Hhmm… where to start.
While the Derby defeat was laid firmly at the door of fatigue and was swiftly followed by a Wolves walloping that bore all the hallmarks of being beaten by a better side, I’m struggling for extenuating circumstances to explain away what occurred in Horwich yesterday.
Unfortunately, as hard as it is to search for plausible excuses, neither was it a surprise. The three-word phrase that begins with A and ends in H lives again. Throw into that same mix another well-worn three-word phrase – one that starts with word and ends in progress – and I guess we start to see why we still emerge second best when faced with opponents whose raison d’etre is to put it up ’em.
Exactly where this current iteration of Norwich City FC is right now was summed up perfectly by a pal yesterday morning in less than 140 characters, a few hours before events unfolded at the Macron:
This team is still a puppy; fantastically cute in the main, but still liable to chew your slippers and shit in the lounge from time to time.
— Phil Harris (@kingswell) November 4, 2017
Yesterday the little bugger was at it again… brown stuff everywhere.
But Phil was right. The highs of the Riverside, Brammall Lane and Portman Road took some of us into the stratosphere, believing that the riddle had been cracked and this was the ‘start of something’, while in fact they were just a trio of very good away performances in which we heroically scraped home by the odd goal.
By the same score, the disasters of Villa Park and the New Den were not the journeys to the depths of Hell as reported in some quarters, rather two extremely bad days that gave Team Farke a massive kick up the derriere around marrying their Utopian view of the beautiful game with the brutalities of the Championship.
Yet there’s no escaping it’s been a feast or famine type season to date – especially on the road. Just a single draw – on opening day at Fulham – to show for their efforts, the rest split 4/3 between adrenalin-pumping victories and spirit-crushing defeats.
Right now there appears little chance of bobbing along minus any extreme highs or crushing lows; every game bringing with it either recrimination or jubilation, very little in between.
As ever, the margins are fine and even the most blinkered Trotter would likely agree that but for some woeful finishing in the opening 20-30 minutes City could have been out of sight, yet the chances came and went at the Macron just as they have done all too regularly of late. This time however they weren’t just half-chances and speculative efforts – these were sitters. And we missed them.
And there’s the rub. I could write 1,000 words on why I think we’ve gone from 1-0 wins at Boro to 2-1 defeats at Bolton, on whether our new squad is actually capable of mixing it with the Championship’s elite or on whether our Germanic direction is compatible with our intended direction of travel but winning games of football ultimately boil down to the act of scoring goals.

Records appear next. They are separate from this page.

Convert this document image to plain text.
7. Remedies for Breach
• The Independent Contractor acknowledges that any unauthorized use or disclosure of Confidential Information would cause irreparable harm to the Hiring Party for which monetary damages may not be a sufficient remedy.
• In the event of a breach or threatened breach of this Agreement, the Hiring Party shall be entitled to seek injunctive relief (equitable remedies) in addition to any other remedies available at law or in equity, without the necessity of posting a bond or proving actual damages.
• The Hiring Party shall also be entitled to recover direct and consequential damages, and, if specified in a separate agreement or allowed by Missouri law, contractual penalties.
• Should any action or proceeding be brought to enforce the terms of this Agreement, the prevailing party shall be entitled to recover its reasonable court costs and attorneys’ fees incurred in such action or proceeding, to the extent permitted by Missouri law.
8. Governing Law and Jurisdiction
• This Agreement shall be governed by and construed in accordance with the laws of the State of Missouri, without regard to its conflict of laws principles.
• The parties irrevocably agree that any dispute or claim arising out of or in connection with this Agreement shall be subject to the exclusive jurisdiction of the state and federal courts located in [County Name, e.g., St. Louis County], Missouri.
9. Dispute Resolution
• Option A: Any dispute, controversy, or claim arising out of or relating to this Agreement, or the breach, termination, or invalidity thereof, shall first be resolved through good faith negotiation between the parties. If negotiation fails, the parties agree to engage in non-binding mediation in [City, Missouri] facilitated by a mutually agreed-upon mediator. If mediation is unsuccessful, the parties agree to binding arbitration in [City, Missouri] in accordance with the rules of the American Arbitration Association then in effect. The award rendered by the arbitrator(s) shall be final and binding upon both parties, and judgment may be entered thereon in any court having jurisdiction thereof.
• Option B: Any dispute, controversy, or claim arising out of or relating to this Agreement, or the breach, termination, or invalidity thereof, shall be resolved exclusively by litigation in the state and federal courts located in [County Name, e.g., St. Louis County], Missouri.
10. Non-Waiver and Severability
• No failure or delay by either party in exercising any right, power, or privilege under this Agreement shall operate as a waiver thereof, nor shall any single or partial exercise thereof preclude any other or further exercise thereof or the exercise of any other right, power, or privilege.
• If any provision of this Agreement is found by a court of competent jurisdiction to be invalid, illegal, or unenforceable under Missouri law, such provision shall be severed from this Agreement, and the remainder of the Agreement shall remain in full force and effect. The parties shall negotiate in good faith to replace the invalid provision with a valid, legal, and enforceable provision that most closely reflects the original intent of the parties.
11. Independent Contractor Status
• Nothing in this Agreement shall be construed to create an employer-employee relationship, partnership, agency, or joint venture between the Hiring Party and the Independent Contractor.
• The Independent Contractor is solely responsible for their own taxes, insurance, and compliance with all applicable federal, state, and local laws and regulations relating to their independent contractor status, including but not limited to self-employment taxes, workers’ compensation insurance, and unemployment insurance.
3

And we’re not scoring anything like enough of them.
I’ll try for once to avoid the usual clichés but football is a simple game the hinges on that single act, and while we all like to watch our team weave pretty patterns and play in a way that’s aesthetically pleasing the pleasure as a fan is predominantly derived from winning.
Don’t get me wrong, I love the passing style and patient build up, and when it works there is nothing better, but right now I’m indifferent to whether a goal comes from a hoof downfield, a flick-on and a lob over the keeper or a flowing 20-pass move that starts from the feet of Angus. Yet the Farke way is most definitely the latter. It relies on creating chances through clever passing and movement and at the the moment they’re anything but plentiful.
I digress slightly because yesterday the paucity of goal-scoring opportunities wasn’t the problem. The issue was taking them when they arrived. Cameron Jerome was obviously the main culprit – and typically took a social media kicking as a result – but Josh Murphy too, before his late consolation, had a perfect opportunity to set up a grandstand finish. Unfortunately, like CamJam before him, he fluffed his lines when it really mattered.
The clean sheets while they lasted were magnificent but were realistically unsustainable in the medium term, and with us creating relatively few chances – for all the reasons muttered above – there is a greater than ever need to snap them up when they come along. And for all of Bolton’s grit, determination, desire and excellent finishing it came down to chances being missed in those opening 30 minutes.
But now’s not the time to start hurling the same toys out of the pram that flew everywhere in August and ended up looking just a little bit silly. Daniel Farke and his team had the wherewithal back then to turn a rotten August into an impressive September, and with a fit Nelson Oliveria and (hopefully) Alex Pritchard at their disposal there’s no reason to doubt they’ll be able to tweak the system and reinvigorate the squad in readiness for an improved November and December.
This international break, however irritating, has come at the right time and while I’ll be accused of more happy-clapping I remain confident this is not the beginning of a slide into oblivion that some are predicting. Yesterday was just a very poor day.
Right then Phil… we have a lounge carpet to clean.